Windows Azure and the Azure Services Platform: Making Microsoft’s Software-plus-Services Vision a Reality
New platform and services enable developers to create experiences that connect people across all devices by linking personal and business applications through the Web.
Microsoft on Monday announced a version of Windows that runs over the Internet from inside Microsoft's own data centers.
The Azure™ Services Platform (Azure) is an internet-scale cloud services platform hosted in Microsoft data centers, which provides an operating system and a set of developer services that can be used individually or together. Azure’s flexible and interoperable platform can be used to build new applications to run from the cloud or enhance existing applications with cloud-based capabilities. Its open architecture gives developers the choice to build web applications, applications running on connected devices, PCs, servers, or hybrid solutions offering the best of online and on-premises.
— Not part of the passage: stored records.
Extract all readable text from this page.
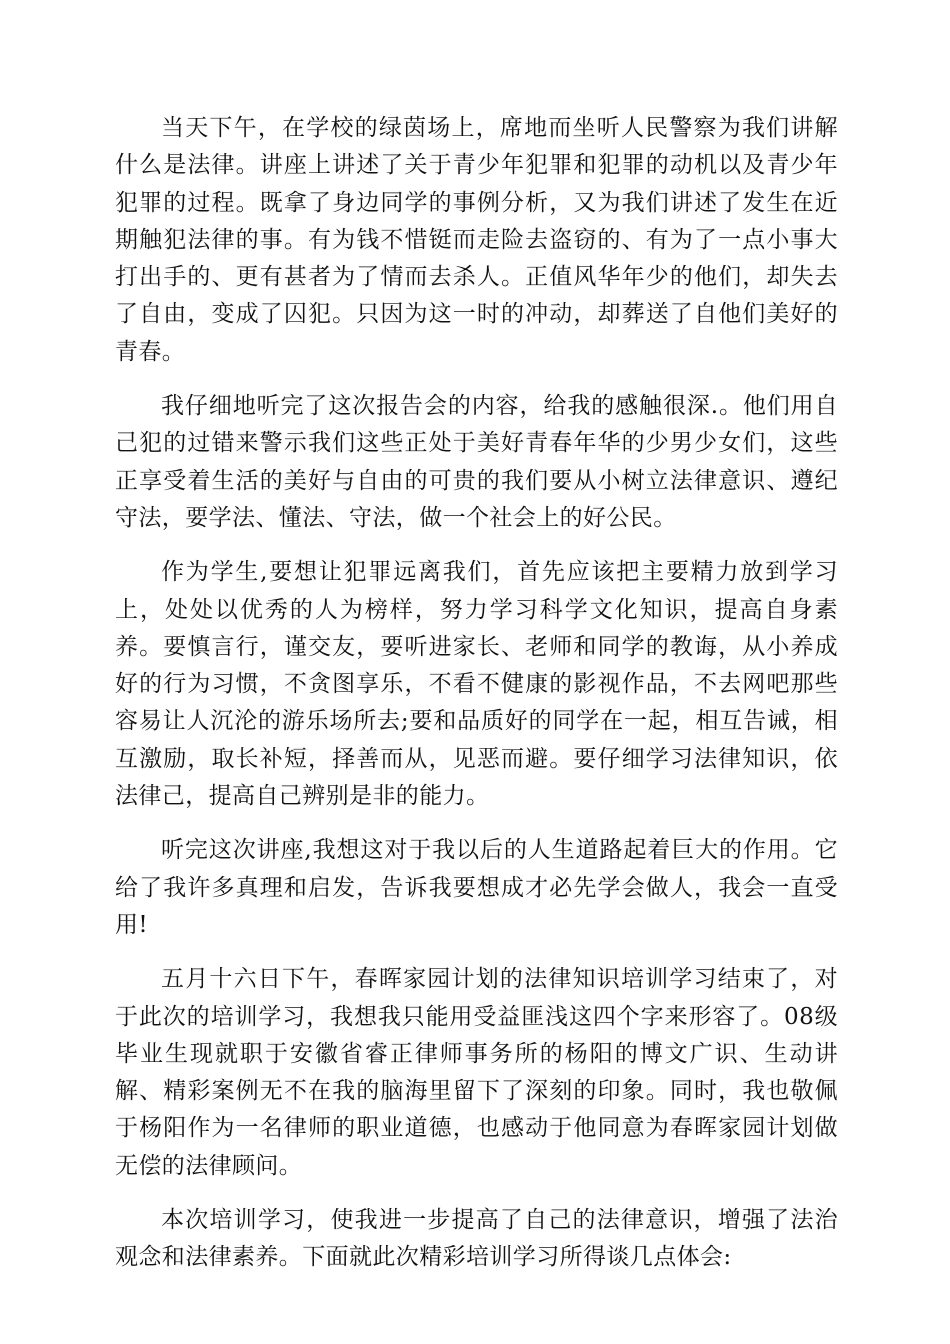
当天下午，在学校的绿茵场上，席地而坐听人民警察为我们讲解什么是法律。讲座上讲述了关于青少年犯罪和犯罪的动机以及青少年犯罪的过程。既拿了身边同学的事例分析，又为我们讲述了发生在近期触犯法律的事。有为钱不惜铤而走险去盗窃的、有为了一点小事大打出手的、更有甚者为了情而去杀人。正值风华年少的他们，却失去了自由，变成了囚犯。只因为这一时的冲动，却葬送了自他们美好的青春。

我仔细地听完了这次报告会的内容，给我的感触很深.。他们用自己犯的过错来警示我们这些正处于美好青春年华的少男少女们，这些正享受着生活的美好与自由的可贵的我们要从小树立法律意识、遵纪守法，要学法、懂法、守法，做一个社会上的好公民。

作为学生,要想让犯罪远离我们，首先应该把主要精力放到学习上，处处以优秀的人为榜样，努力学习科学文化知识，提高自身素养。要慎言行，谨交友，要听进家长、老师和同学的教诲，从小养成好的行为习惯，不贪图享乐，不看不健康的影视作品，不去网吧那些容易让人沉沦的游乐场所去;要和品质好的同学在一起，相互告诫，相互激励，取长补短，择善而从，见恶而避。要仔细学习法律知识，依法律己，提高自己辨别是非的能力。

听完这次讲座,我想这对于我以后的人生道路起着巨大的作用。它给了我许多真理和启发，告诉我要想成才必先学会做人，我会一直受用!

五月十六日下午，春晖家园计划的法律知识培训学习结束了，对于此次的培训学习，我想我只能用受益匪浅这四个字来形容了。08级毕业生现就职于安徽省睿正律师事务所的杨阳的博文广识、生动讲解、精彩案例无不在我的脑海里留下了深刻的印象。同时，我也敬佩于杨阳作为一名律师的职业道德，也感动于他同意为春晖家园计划做无偿的法律顾问。

本次培训学习，使我进一步提高了自己的法律意识，增强了法治观念和法律素养。下面就此次精彩培训学习所得谈几点体会:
Azure reduces the need for up-front technology purchases, and it enables developers to quickly and easily create applications running in the cloud by using their existing skills with the Microsoft Visual Studio development environment and the Microsoft .NET Framework. In addition to managed code languages supported by .NET, Azure will support more programming languages and development environments in the near future. Azure simplifies maintaining and operating applications by providing on-demand compute and storage to host, scale, and manage web and connected applications. Infrastructure management is automated with a platform that is designed for high availability and dynamic scaling to match usage needs with the option of a pay-as-you-go pricing model. Azure provides an open, standards-based and interoperable environment with support for multiple internet protocols, including HTTP, REST, SOAP, and XML.
Microsoft is also to offer cloud applications ready for consumption by customers such as Windows Live™, Microsoft Dynamics™, and other Microsoft Online Services for business such as Microsoft Exchange Online and SharePoint® Online. The Azure Services Platform lets developers provide their own unique customer offerings by offering the foundational components of compute, storage, and building block services to author and compose applications in the cloud.
LOS ANGELES – Oct. 27. 2008 – Today’s powerful computing technology includes cell phones with the processing power of recent PCs, quad-processor computers that have moved from datacenters to retail electronic stores, huge high-definition digital televisions, and more. The Web has grown in similar ways, and today its wealth of information and social networking capabilities make it the first stop when people turn on a PC or notebook.
Meanwhile, developers often have to make technology choices to optimize for a given device or application environment, choices that reduce that device’s capabilities in other circumstances. As a result, current applications don’t always take full advantage of both the power of devices and the power of the Web because they simply aren’t designed to do that.
A new set of platform technologies from Microsoft, unveiled today at the Professional Developers Conference 2008, is designed to change all that. The Azure Services Platform combines the growing power of the Web-based “cloud” and today’s computers and devices with a suite of services designed to help developers deliver compelling new experiences across the PC, Web and mobile phone or PDA. The new platform extends to developers the ability to rapidly develop and deploy new applications into the cloud, without having to worry about how they will scale up. It gives businesses a new set of choices for how they deploy IT. And consumers benefit through new abilities to see their growing array of digital devices linked together in new and exciting ways.
Ray Ozzie, Microsoft’s Chief Software Architect says, “Today we’re delivering a game-changing set of technologies that bring new opportunities to the global community of developers. In many ways it’s a turning point for Microsoft. But every time there’s been a major platform shift in our industry, it’s meant new opportunity and growth.”
The Azure Services Platform combines under a single umbrella code names and rumors that have floating around the blogosphere for weeks – code names such as “Strata,” “Zurich” and “Red Dog.” The vision for the platform was first articulated by Ozzie in his October 2005 memo, “The Internet Services Disruption.” Since then, Microsoft has worked to deliver a platform and set of services that allows maximum flexibility and choice for developers, businesses and consumers.
The foundation of the platform is Windows Azure, a new cloud-based operating system that serves as the development, run-time and environment for the Azure Services Platform. It is designed for what Ozzie and Microsoft describe as the “web tier” of computing–a layer that scales to handle the giant computation, storage and networking loads for today’s Web-based world. Windows Azure extends Windows to the Web, where developers can build, deploy and maintain new cloud-based applications using existing skills and familiar tools such as Visual Studio. They’ll also be able to deliver applications built around a collection of developer services that includes Live Services, Microsoft .NET Services, Microsoft SQL Services, Microsoft SharePoint Services and Microsoft Dynamics CRM Services. Additionally, developers can soon market new applications built on the platform directly to their own customers.